Rogue states: All UN members except US and Israel oppose embargo against Cuba, in 191-2 vote

Once again, for the 26th year, the entire international community voted against the unilateral US embargo against Cuba.

In the November 1, 2017 meeting of the United Nations General Assembly, every single country except for the US and Israel called for the suffocating embargo to be lifted.

This was a staggering 191-to-2 vote.


The 2015 vote was exactly the same.


The US frequently refers to its enemies as “rogue states,” but this repeated UN vote shows what actual rogue states look like.

In its report on the 2017 GA vote, the hyper-neutral, sanitized UN News Centre used the uncharacteristically impatient headline “UN General Assembly again calls for lifting US embargo against Cuba.”


The UN News Centre report also strongly implied that the US is violating international law with its unilateral economic, commercial, and financial embargo imposed against Cuba, writing:

In the resolution, the Assembly reiterated its call to all UN Member States to refrain from promulgating and applying laws and measures not conforming with their obligations under the UN Charter and international law, which reaffirm freedom of trade and navigation. The Assembly “once again urges States that have and continue to apply such laws and measures to take the necessary steps to repeal or invalidate them as soon as possible,” the resolution added.

Two years ago, I wrote a report for Salon entitled “Rogue state: For 24th year, U.S. defies 99 percent of world, voting against ending Cuba embargo.”

In another article I wrote in Salon in 2016, “The U.S. has terrorized Cuba for over 50 years,” I provided crucial background information on the US embargo:

Today, against the will of 99 percent of the international community, the U.S. maintains a strict embargo on Cuba. For 24 years, the vast majority of U.N. nations (191 of 193 in 2015) have voted against the unilateral U.S. trade ban.

This embargo — which Cuba and other Latin American countries commonly refer to as a blockade — was first imposed on Cuba not, as is often claimed, in 1962 in response to Castro’s alignment with the USSR, but rather in 1960.

Why did the U.S. impose an embargo on Cuba in the first place? In the words of a State Department official, “to bring about hunger, desperation and overthrow of government.”

In an April 1960 memo titled “The Decline and Fall of Castro,” Deputy Assistant Secretary of State for Inter-American Affairs Lester Mallory admitted that the “majority of Cubans support Castro” and that there “is no effective political opposition.” He therefore concluded that the “only foreseeable means of alienating internal support is through disenchantment and disaffection based on economic dissatisfaction and hardship.”
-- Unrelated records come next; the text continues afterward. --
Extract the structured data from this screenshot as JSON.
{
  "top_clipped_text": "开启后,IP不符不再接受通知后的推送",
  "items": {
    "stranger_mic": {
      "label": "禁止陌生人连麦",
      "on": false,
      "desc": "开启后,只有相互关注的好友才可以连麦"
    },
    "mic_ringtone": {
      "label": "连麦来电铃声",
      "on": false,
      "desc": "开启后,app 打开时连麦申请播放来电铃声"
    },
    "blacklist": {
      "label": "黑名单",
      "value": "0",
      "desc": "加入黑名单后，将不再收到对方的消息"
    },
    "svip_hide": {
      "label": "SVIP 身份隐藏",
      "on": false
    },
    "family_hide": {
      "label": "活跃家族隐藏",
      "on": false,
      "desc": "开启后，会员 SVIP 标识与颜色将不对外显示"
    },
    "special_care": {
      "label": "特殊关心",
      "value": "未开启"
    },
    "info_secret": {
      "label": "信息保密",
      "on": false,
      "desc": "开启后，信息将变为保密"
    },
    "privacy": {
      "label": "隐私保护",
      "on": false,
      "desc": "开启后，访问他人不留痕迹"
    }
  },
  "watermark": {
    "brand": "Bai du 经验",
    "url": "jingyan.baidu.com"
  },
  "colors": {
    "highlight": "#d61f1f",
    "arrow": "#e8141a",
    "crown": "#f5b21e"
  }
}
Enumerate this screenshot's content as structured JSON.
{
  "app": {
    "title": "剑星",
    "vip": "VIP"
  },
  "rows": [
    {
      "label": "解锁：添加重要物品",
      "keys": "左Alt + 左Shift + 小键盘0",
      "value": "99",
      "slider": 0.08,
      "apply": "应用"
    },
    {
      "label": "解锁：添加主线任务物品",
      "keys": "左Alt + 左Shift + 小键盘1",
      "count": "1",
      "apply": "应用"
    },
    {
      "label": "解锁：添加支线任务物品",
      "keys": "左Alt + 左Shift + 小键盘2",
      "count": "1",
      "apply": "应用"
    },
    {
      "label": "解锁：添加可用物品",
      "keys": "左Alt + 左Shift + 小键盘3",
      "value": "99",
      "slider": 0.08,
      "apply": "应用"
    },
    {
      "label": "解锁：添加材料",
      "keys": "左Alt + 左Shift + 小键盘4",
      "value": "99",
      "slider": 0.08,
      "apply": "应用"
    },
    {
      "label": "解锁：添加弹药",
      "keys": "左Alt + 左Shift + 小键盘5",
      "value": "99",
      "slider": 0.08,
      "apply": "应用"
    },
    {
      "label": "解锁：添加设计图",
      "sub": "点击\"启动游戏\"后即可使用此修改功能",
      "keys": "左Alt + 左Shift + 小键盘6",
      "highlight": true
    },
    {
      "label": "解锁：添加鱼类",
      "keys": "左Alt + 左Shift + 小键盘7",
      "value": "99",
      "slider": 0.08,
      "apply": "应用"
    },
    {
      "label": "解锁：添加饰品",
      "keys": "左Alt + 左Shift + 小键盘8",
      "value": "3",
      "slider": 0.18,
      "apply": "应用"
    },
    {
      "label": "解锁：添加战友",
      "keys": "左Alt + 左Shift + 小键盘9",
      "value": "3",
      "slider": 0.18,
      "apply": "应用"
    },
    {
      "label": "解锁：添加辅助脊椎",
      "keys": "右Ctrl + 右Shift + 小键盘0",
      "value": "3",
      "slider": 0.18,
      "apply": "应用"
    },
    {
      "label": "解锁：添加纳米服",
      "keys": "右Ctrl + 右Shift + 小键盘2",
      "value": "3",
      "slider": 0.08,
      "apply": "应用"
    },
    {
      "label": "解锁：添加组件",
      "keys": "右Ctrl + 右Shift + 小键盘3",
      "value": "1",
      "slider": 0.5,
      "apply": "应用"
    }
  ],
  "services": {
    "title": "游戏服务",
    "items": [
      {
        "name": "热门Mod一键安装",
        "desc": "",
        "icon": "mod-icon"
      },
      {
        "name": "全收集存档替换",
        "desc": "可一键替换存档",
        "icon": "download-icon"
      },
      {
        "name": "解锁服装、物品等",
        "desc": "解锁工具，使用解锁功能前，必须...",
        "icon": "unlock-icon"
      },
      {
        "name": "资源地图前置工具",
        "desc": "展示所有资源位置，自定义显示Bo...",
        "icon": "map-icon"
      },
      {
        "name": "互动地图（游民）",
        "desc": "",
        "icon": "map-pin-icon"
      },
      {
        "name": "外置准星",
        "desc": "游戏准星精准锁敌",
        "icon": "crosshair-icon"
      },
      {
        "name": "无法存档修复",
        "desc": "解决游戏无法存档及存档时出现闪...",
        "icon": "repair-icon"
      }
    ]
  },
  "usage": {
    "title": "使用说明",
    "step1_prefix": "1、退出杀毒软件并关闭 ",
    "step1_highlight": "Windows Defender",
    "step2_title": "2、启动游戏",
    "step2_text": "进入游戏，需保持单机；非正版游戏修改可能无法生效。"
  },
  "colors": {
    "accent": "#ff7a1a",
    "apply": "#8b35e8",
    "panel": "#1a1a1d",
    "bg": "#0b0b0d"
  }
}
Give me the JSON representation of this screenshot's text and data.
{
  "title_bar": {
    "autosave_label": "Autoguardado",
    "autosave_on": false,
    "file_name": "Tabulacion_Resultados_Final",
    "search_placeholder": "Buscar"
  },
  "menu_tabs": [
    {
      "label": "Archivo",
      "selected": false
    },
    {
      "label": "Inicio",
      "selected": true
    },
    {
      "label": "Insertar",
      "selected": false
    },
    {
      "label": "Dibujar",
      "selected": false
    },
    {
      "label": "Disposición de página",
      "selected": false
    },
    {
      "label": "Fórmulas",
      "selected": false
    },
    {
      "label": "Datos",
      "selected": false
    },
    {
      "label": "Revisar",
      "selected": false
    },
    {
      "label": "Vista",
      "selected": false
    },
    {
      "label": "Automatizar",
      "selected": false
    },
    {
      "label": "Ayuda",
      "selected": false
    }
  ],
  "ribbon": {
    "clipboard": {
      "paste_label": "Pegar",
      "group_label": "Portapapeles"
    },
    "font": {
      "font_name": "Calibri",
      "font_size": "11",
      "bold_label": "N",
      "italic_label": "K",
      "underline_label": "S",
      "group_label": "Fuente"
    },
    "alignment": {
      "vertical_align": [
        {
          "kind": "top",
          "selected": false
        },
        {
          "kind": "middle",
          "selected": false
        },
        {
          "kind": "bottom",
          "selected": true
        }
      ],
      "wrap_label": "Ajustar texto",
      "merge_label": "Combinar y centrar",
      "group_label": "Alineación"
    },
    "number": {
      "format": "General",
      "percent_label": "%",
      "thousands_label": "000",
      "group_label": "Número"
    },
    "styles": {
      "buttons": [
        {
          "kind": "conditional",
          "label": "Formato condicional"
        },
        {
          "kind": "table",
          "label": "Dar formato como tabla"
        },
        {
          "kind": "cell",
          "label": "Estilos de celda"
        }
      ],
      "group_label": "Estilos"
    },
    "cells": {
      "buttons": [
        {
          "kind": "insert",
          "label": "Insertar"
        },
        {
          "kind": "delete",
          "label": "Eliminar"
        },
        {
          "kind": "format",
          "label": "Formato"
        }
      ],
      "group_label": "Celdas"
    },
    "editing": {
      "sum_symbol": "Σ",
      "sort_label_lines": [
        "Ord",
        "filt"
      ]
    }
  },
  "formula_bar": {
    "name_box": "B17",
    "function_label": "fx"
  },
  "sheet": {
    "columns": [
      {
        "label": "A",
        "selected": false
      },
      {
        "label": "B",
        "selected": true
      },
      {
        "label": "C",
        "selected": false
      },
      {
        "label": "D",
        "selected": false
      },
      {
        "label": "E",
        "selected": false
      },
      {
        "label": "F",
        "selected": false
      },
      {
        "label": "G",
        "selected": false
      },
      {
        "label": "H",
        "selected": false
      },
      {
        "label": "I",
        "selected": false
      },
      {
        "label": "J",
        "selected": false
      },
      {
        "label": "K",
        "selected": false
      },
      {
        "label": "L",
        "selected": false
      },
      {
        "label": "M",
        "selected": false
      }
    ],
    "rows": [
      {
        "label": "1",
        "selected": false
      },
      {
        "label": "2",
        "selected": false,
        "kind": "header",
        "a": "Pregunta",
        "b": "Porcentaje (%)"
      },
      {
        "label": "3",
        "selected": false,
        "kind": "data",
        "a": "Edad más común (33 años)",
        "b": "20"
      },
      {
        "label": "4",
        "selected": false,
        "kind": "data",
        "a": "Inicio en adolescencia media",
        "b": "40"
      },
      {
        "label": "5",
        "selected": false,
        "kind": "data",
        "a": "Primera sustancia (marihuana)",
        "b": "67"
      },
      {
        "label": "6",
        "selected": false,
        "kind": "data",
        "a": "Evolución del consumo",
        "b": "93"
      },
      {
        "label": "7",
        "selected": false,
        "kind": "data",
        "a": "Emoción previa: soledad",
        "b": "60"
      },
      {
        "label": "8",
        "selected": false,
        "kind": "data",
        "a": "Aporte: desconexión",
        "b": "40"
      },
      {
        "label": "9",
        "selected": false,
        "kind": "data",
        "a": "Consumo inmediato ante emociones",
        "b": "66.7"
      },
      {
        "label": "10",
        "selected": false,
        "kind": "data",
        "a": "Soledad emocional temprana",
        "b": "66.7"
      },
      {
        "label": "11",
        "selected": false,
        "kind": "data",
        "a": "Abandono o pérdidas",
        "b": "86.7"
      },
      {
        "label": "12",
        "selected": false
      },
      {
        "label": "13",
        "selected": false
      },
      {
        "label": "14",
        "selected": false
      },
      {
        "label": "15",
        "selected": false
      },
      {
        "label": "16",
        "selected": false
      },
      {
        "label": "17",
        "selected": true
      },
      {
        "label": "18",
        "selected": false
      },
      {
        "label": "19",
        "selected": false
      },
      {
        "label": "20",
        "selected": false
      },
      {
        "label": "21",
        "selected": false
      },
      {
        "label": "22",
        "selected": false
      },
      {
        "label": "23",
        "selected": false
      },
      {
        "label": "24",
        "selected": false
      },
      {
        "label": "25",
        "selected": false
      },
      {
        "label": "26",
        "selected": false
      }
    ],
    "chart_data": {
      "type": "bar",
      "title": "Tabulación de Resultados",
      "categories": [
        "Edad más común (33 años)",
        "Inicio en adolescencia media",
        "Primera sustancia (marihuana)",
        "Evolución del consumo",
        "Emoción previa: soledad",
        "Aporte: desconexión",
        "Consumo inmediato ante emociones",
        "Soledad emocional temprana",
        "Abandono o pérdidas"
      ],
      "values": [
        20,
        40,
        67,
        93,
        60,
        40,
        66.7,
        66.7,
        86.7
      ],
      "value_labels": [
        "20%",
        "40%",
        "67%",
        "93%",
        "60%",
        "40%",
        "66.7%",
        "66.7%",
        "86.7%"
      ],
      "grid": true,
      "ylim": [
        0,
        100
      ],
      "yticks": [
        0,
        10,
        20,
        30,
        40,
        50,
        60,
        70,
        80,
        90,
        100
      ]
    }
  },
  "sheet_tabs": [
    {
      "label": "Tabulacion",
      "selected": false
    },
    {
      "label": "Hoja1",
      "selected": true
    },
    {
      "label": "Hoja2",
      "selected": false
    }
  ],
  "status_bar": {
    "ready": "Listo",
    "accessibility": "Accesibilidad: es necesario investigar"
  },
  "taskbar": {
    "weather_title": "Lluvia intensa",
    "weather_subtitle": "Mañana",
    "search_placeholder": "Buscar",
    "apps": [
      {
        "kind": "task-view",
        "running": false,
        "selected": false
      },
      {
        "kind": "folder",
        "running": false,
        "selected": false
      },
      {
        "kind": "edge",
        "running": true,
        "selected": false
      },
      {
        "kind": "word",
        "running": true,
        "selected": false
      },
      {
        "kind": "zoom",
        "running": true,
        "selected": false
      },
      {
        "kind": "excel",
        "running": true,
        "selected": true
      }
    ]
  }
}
The State Department official insisted that “every possible means should be undertaken promptly to weaken the economic life of Cuba.” In order to engage in such economic sabotage, Secretary Mallory said the U.S. government, while being “as adroit and inconspicuous as possible,” should make “the greatest inroads in denying money and supplies to Cuba, to decrease monetary and real wages, to bring about hunger, desperation and overthrow of government.”

“The principal item in our economic quiver would be flexible authority in the sugar legislation,” he proposed — that is to say, an embargo on sugar.

“All other avenues should likewise be explored,” he added.

Although the U.S. would later try to justify its unilateral imposition of an embargo on a sovereign neighbor with Cold War fearmongering, President Dwight D. Eisenhower in fact prevented sugar, oil, and weapons from being traded with Cuba just after the revolution, before Castro allied with the Soviets.

The fact that the embargo continues still to this day, 25 years after the fall of the USSR, demonstrates just how dishonest the excuse is.